Volunteers at VRFPD are required to give up countless hours from the time they are added to the roster. These hours include basic training (145 hours), drill (every Monday night for 2.5 hours), weekend training for any outside classes, driver training (16 hours), Pumper Operator training (40 hours), First Responder training (45 hours), EMT Basic (145 hours), plus any hours spent driving out of district to attend outside training. All these, along with the requirement hours of continuing education, to remain certified.
In the past few installments of the newsletter and newspaper articles we have broached the issue of our aging fleet, which is well beyond what the National Fire Protection Association (NFPA) deems appropriate. An apparatus should be moved to second position after ten years, and can be considered as a backup unit after twenty. At twenty-five it should be removed completely from service. Our first out engine is fourteen years old and our oldest responding apparatus is forty years old. It starts and runs, responds to calls and training, but is slow and only a handful of the volunteers can drive it.
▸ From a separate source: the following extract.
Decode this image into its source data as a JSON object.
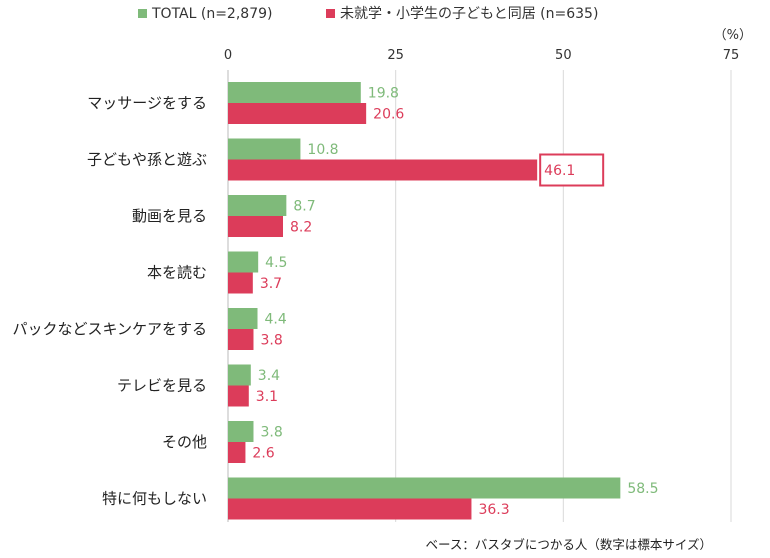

It requires much more work for our volunteers than an updated machine would.
One of our officers has been tasked with reevaluating our fleet and how we use it. Can we recycle and up fit what we have to better and more efficiently serve our community? What changes can we make that will save funds in the long run? We are considering all angles and have a plan in the works.
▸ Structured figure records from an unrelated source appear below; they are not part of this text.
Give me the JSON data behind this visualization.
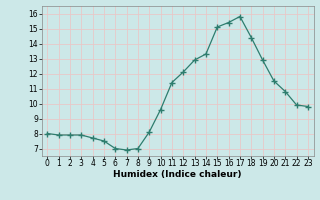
{
  "x": [
    0,
    1,
    2,
    3,
    4,
    5,
    6,
    7,
    8,
    9,
    10,
    11,
    12,
    13,
    14,
    15,
    16,
    17,
    18,
    19,
    20,
    21,
    22,
    23
  ],
  "y": [
    8.0,
    7.9,
    7.9,
    7.9,
    7.7,
    7.5,
    7.0,
    6.9,
    7.0,
    8.1,
    9.6,
    11.4,
    12.1,
    12.9,
    13.3,
    15.1,
    15.4,
    15.8,
    14.4,
    12.9,
    11.5,
    10.8,
    9.9,
    9.8
  ],
  "line_color": "#2e7d6e",
  "marker": "+",
  "marker_size": 4,
  "bg_color": "#cce8e8",
  "grid_color": "#e8c8c8",
  "xlabel": "Humidex (Indice chaleur)",
  "xlim": [
    -0.5,
    23.5
  ],
  "ylim": [
    6.5,
    16.5
  ],
  "yticks": [
    7,
    8,
    9,
    10,
    11,
    12,
    13,
    14,
    15,
    16
  ],
  "xticks": [
    0,
    1,
    2,
    3,
    4,
    5,
    6,
    7,
    8,
    9,
    10,
    11,
    12,
    13,
    14,
    15,
    16,
    17,
    18,
    19,
    20,
    21,
    22,
    23
  ],
  "label_fontsize": 6.5,
  "tick_fontsize": 5.5
}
Your current tax dollars provide upkeep for the station and grounds, an office person that keeps the bills paid and accounting in check, apparatus to put fires out, control accidents and generally help people in need. The Fire Chief is tasked with making sure that apparatus respond, personnel is trained, nobody gets injured and the public gets served.
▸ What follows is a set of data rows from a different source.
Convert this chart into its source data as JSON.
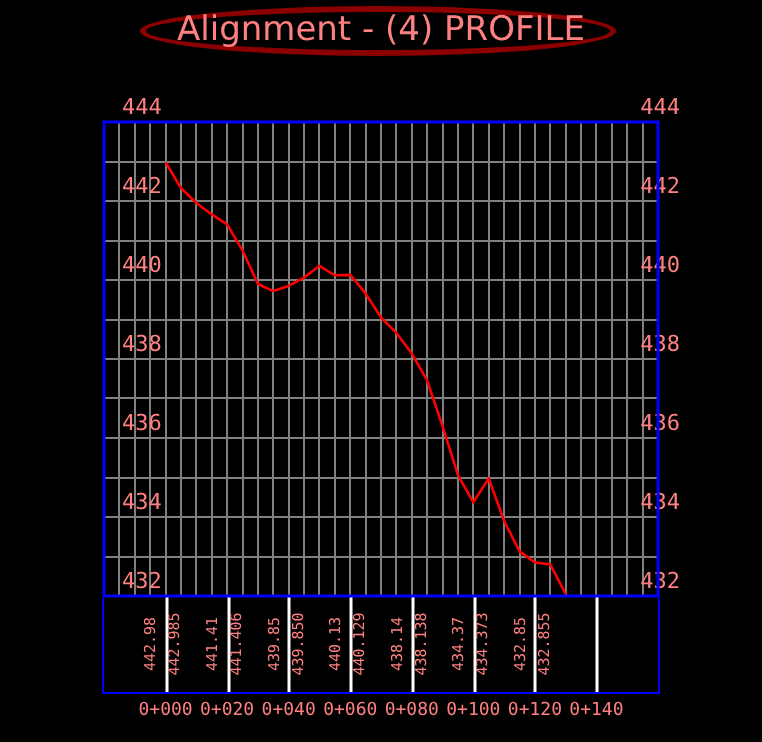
{
  "chart_data": {
    "type": "line",
    "title": "Alignment - (4) PROFILE",
    "categories": [
      null,
      null,
      null,
      null,
      "0+000",
      null,
      null,
      null,
      "0+020",
      null,
      null,
      null,
      "0+040",
      null,
      null,
      null,
      "0+060",
      null,
      null,
      null,
      "0+080",
      null,
      null,
      null,
      "0+100",
      null,
      null,
      null,
      "0+120",
      null,
      null,
      null,
      "0+140",
      null,
      null,
      null,
      null
    ],
    "series": [
      {
        "color": "#ff0000",
        "values": [
          null,
          null,
          null,
          null,
          442.98,
          442.33,
          441.95,
          441.66,
          441.41,
          440.75,
          439.9,
          439.72,
          439.85,
          440.06,
          440.36,
          440.12,
          440.13,
          439.66,
          439.05,
          438.66,
          438.14,
          437.45,
          436.3,
          435.06,
          434.37,
          434.98,
          433.9,
          433.13,
          432.85,
          432.8,
          432.05,
          null,
          null,
          null,
          null,
          null,
          null
        ]
      }
    ],
    "ylim": [
      432,
      444
    ],
    "yticks": [
      432,
      {
        "value": 433,
        "label": null
      },
      434,
      {
        "value": 435,
        "label": null
      },
      436,
      {
        "value": 437,
        "label": null
      },
      438,
      {
        "value": 439,
        "label": null
      },
      440,
      {
        "value": 441,
        "label": null
      },
      442,
      {
        "value": 443,
        "label": null
      },
      444
    ],
    "y2lim": [
      432,
      444
    ],
    "y2ticks": [
      432,
      {
        "value": 433,
        "label": null
      },
      434,
      {
        "value": 435,
        "label": null
      },
      436,
      {
        "value": 437,
        "label": null
      },
      438,
      {
        "value": 439,
        "label": null
      },
      440,
      {
        "value": 441,
        "label": null
      },
      442,
      {
        "value": 443,
        "label": null
      },
      444
    ],
    "grid": true,
    "legend": false,
    "marker": "none",
    "line_style": "solid",
    "annotations": [
      "442.98",
      "442.985",
      "441.41",
      "441.406",
      "439.85",
      "439.850",
      "440.13",
      "440.129",
      "438.14",
      "438.138",
      "434.37",
      "434.373",
      "432.85",
      "432.855"
    ]
  }
}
So at this time you might ask, “What does this have to do with time and money?”
We need more volunteers so we can spread the work load more evenly, freeing up more time for those that have worked themselves ragged. We need funding for apparatus upgrades to make our service to the community more efficient. We need funding to entertain the possibility of one more paid personnel, which will benefit our volunteers, our students, and most importantly, you.
It is our mission to figure out how to make this all possible and continue to grow, serve and protect.